Премьера в московском ТЮЗе

Кама Гинкас опять поставил Достоевского для юного зрителя

       В московском ТЮЗе состоялась премьера спектакля "К. И. из 'Преступления'" — история Катерины Ивановны Мармеладовой в пересказе Даниила Гинка и постановке Камы Гинкаса. Рассказывает АЛЕКСАНДР Ъ-СОКОЛЯНСКИЙ.
       
       "К. И." — уже третий спектакль по Достоевскому, поставленный Гинкасом в стенах московского ТЮЗа. "Записки из подполья" делались на сцене, "Играем 'Преступление'" во флигеле театра, нынешняя премьера начинается в фойе верхнего этажа и продолжается в "Белой комнате" — репетиционном зале на 50 мест. Пространство действия сужается, но одновременно сгущается, конденсируется само театральное действие.
       "К. И.", монолог полоумной Катерины Ивановны Мармеладовой (текст собран, выстроен и досочинен Даниилом Гинком, сыном режиссера) — самая лаконичная и, может быть, самая цельная режиссерская работа Гинкаса из виденных мною. Страстно и сосредоточенно обрисовывается безысходность человеческой жизни, режиссер чурается избыточной изобретательности. Гинкас, мастер пронзительно ярких, иногда провокационых театральных метафор, в этом спектакле скуп на эффекты как никогда. Единственный броский жест он приберег к финалу: опустившись с потолка, в пространстве зависает белая лестница, и умирающая женщина цепляется за нее, раскачивается на ней яростно и радостно, почти сладострастно, выкрикивает: "Пустите меня! Давай! Это я, я! Пустите!" — лестница же тупо упирается в потолок. Жутковатой эмблемой сомнительного спасения — неотворенными вратами в Царствие Небесное — спектакль заканчивается, и свет в зале гаснет.
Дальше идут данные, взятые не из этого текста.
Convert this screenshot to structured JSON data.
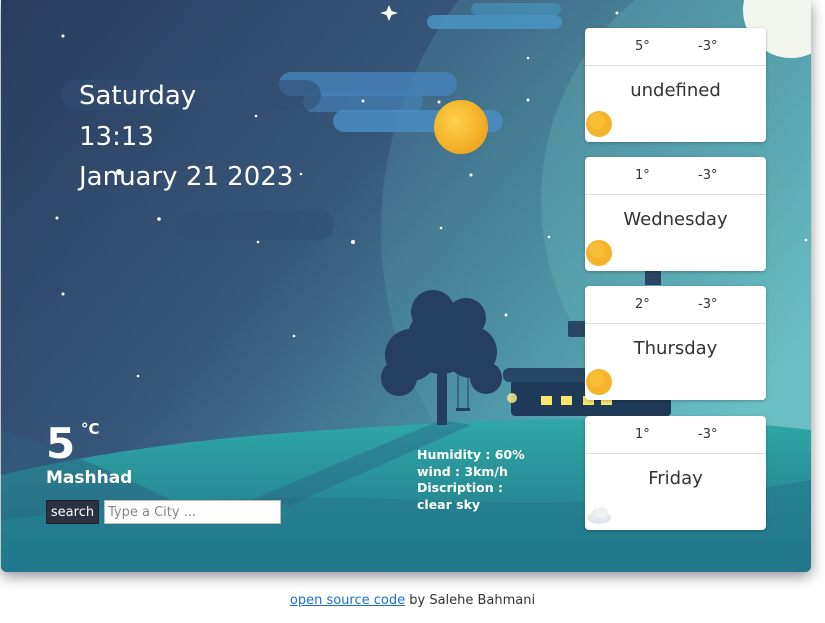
{
  "current": {
    "day": "Saturday",
    "time": "13:13",
    "date": "January 21 2023",
    "temperature": "5",
    "unit": "°C",
    "city": "Mashhad"
  },
  "search": {
    "button_label": "search",
    "placeholder": "Type a City ..."
  },
  "details": {
    "humidity": "Humidity : 60%",
    "wind": "wind : 3km/h",
    "description_label": "Discription :",
    "description": "clear sky"
  },
  "forecast": [
    {
      "hi": "5°",
      "lo": "-3°",
      "day": "undefined",
      "icon": "sun-icon"
    },
    {
      "hi": "1°",
      "lo": "-3°",
      "day": "Wednesday",
      "icon": "sun-icon"
    },
    {
      "hi": "2°",
      "lo": "-3°",
      "day": "Thursday",
      "icon": "sun-icon"
    },
    {
      "hi": "1°",
      "lo": "-3°",
      "day": "Friday",
      "icon": "cloud-icon"
    }
  ],
  "footer": {
    "link_text": "open source code",
    "by_text": " by Salehe Bahmani"
  },
  "colors": {
    "sky_top": "#2c4466",
    "sky_mid": "#3e6c8a",
    "sky_right": "#5fb6bf",
    "hill": "#2f9a9e",
    "sun": "#f5b82e",
    "window_light": "#f9e66a",
    "link": "#1a6fd6"
  }
}
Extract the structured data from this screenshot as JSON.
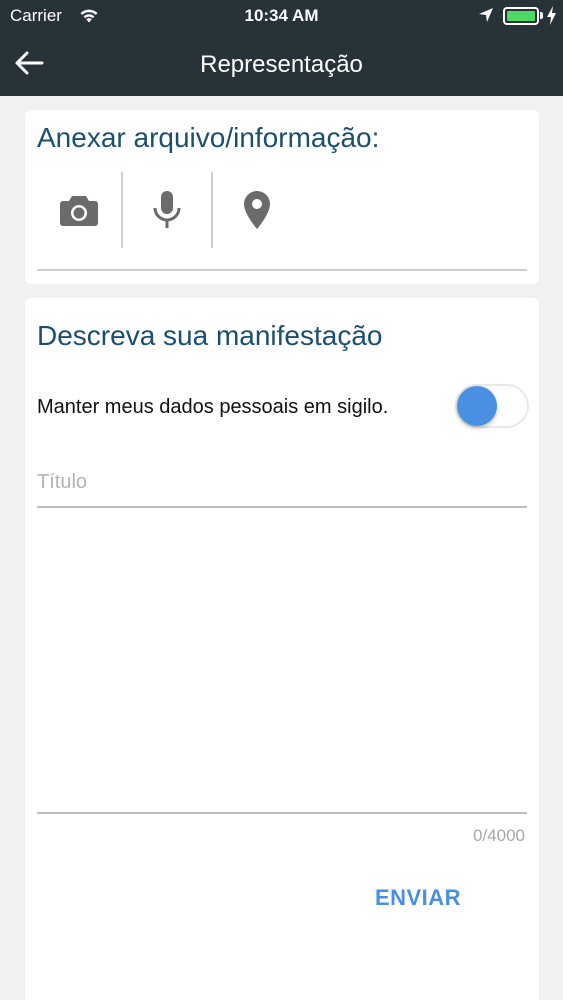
{
  "status_bar": {
    "carrier": "Carrier",
    "time": "10:34 AM",
    "battery_level": 1.0,
    "icons": [
      "wifi-icon",
      "location-arrow-icon",
      "battery-icon",
      "charging-bolt-icon"
    ]
  },
  "app_bar": {
    "title": "Representação",
    "back_icon": "arrow-left-icon"
  },
  "attach_section": {
    "heading": "Anexar arquivo/informação:",
    "buttons": [
      {
        "icon": "camera-icon"
      },
      {
        "icon": "microphone-icon"
      },
      {
        "icon": "map-pin-icon"
      }
    ]
  },
  "manifest_section": {
    "heading": "Descreva sua manifestação",
    "confidential_label": "Manter meus dados pessoais em sigilo.",
    "title_placeholder": "Título",
    "title_value": "",
    "description_value": "",
    "counter": "0/4000",
    "send_label": "ENVIAR"
  },
  "colors": {
    "header_bg": "#273239",
    "heading_text": "#1b4f72",
    "accent": "#4a90e2",
    "page_bg": "#f1f1f1",
    "battery_fill": "#4cd964"
  }
}
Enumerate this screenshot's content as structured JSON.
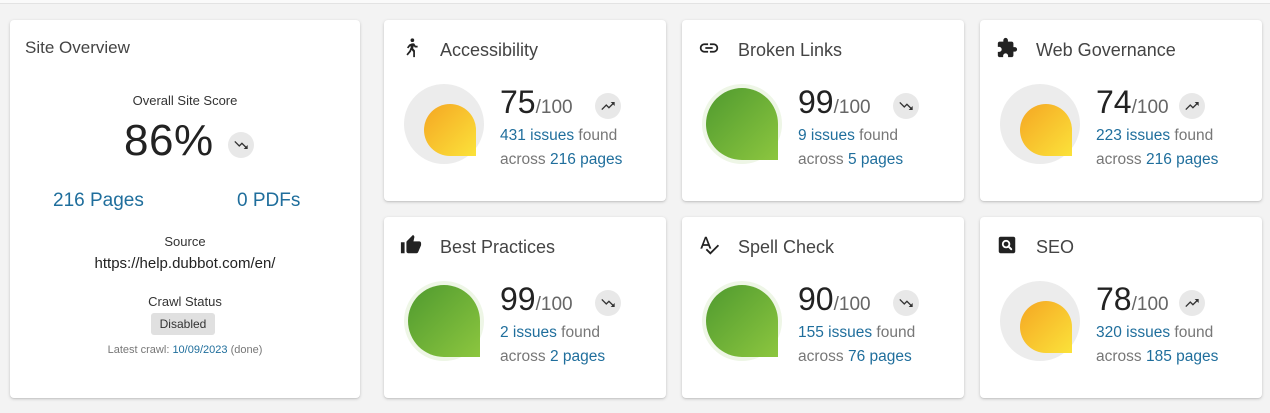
{
  "overview": {
    "title": "Site Overview",
    "score_label": "Overall Site Score",
    "score": "86%",
    "trend": "trending-down",
    "pages": "216 Pages",
    "pdfs": "0 PDFs",
    "source_label": "Source",
    "source_url": "https://help.dubbot.com/en/",
    "crawl_status_label": "Crawl Status",
    "crawl_status": "Disabled",
    "latest_crawl_label": "Latest crawl:",
    "latest_crawl_date": "10/09/2023",
    "latest_crawl_state": "(done)"
  },
  "metrics": [
    {
      "title": "Accessibility",
      "icon": "accessibility-icon",
      "score": "75",
      "of": "/100",
      "trend": "trending-up",
      "issues": "431 issues",
      "found": " found",
      "across": "across ",
      "pages": "216 pages",
      "level": 0.75
    },
    {
      "title": "Broken Links",
      "icon": "link-icon",
      "score": "99",
      "of": "/100",
      "trend": "trending-down",
      "issues": "9 issues",
      "found": " found",
      "across": "across ",
      "pages": "5 pages",
      "level": 0.99
    },
    {
      "title": "Web Governance",
      "icon": "puzzle-icon",
      "score": "74",
      "of": "/100",
      "trend": "trending-up",
      "issues": "223 issues",
      "found": " found",
      "across": "across ",
      "pages": "216 pages",
      "level": 0.74
    },
    {
      "title": "Best Practices",
      "icon": "thumbs-up-icon",
      "score": "99",
      "of": "/100",
      "trend": "trending-down",
      "issues": "2 issues",
      "found": " found",
      "across": "across ",
      "pages": "2 pages",
      "level": 0.99
    },
    {
      "title": "Spell Check",
      "icon": "spellcheck-icon",
      "score": "90",
      "of": "/100",
      "trend": "trending-down",
      "issues": "155 issues",
      "found": " found",
      "across": "across ",
      "pages": "76 pages",
      "level": 0.9
    },
    {
      "title": "SEO",
      "icon": "seo-search-icon",
      "score": "78",
      "of": "/100",
      "trend": "trending-up",
      "issues": "320 issues",
      "found": " found",
      "across": "across ",
      "pages": "185 pages",
      "level": 0.78
    }
  ],
  "colors": {
    "link_blue": "#1f6e9c",
    "good_green": "#6fb33a",
    "warn_orange": "#f5a623",
    "warn_yellow": "#fbe23a"
  }
}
       Я сказал "в зале", а не "на площадке", поскольку на всем протяжении действия зрительское пространство освещено и подключено к игровому. Актриса Оксана Мысина, играющая К. И., не только работает глаза в глаза с залом, но задает вопросы, требует ответов, раздает зрителям приглашения на поминки и имена героев Достоевского: вы не Родион Романович? и не Петр Петрович? (Любо-дорого было посмотреть, как она нацепила траурную повязку на рукав замминистра культуры Михаила Швыдкого — тот, впрочем, не смутился нимало.) Зрителям в спектакле Гинкаса отведены роли "чужаков на похоронах". Вроде бы званы, но отнюдь не близки. Положение довольно скользкое, неловкое.
       Эмоционально атаки Оксаны Мысиной агрессивны и заразительны, но отозваться на них, подыграть кажется почти невозможным, неправильным. Гинкас и его актриса диктуют залу позицию мучительного невмешательства в происходящее. Иногда почти невыносимо глядеть, как изламывается, хорохорится, срывается (или хуже того — веселеет) обреченная К. И., как корежит ее нищета и безумие, но права отозваться, пособолезновать в открытую человек, сидящий в зале, лишен. Все, что он может, — лишь разделить ощущение беспомощности.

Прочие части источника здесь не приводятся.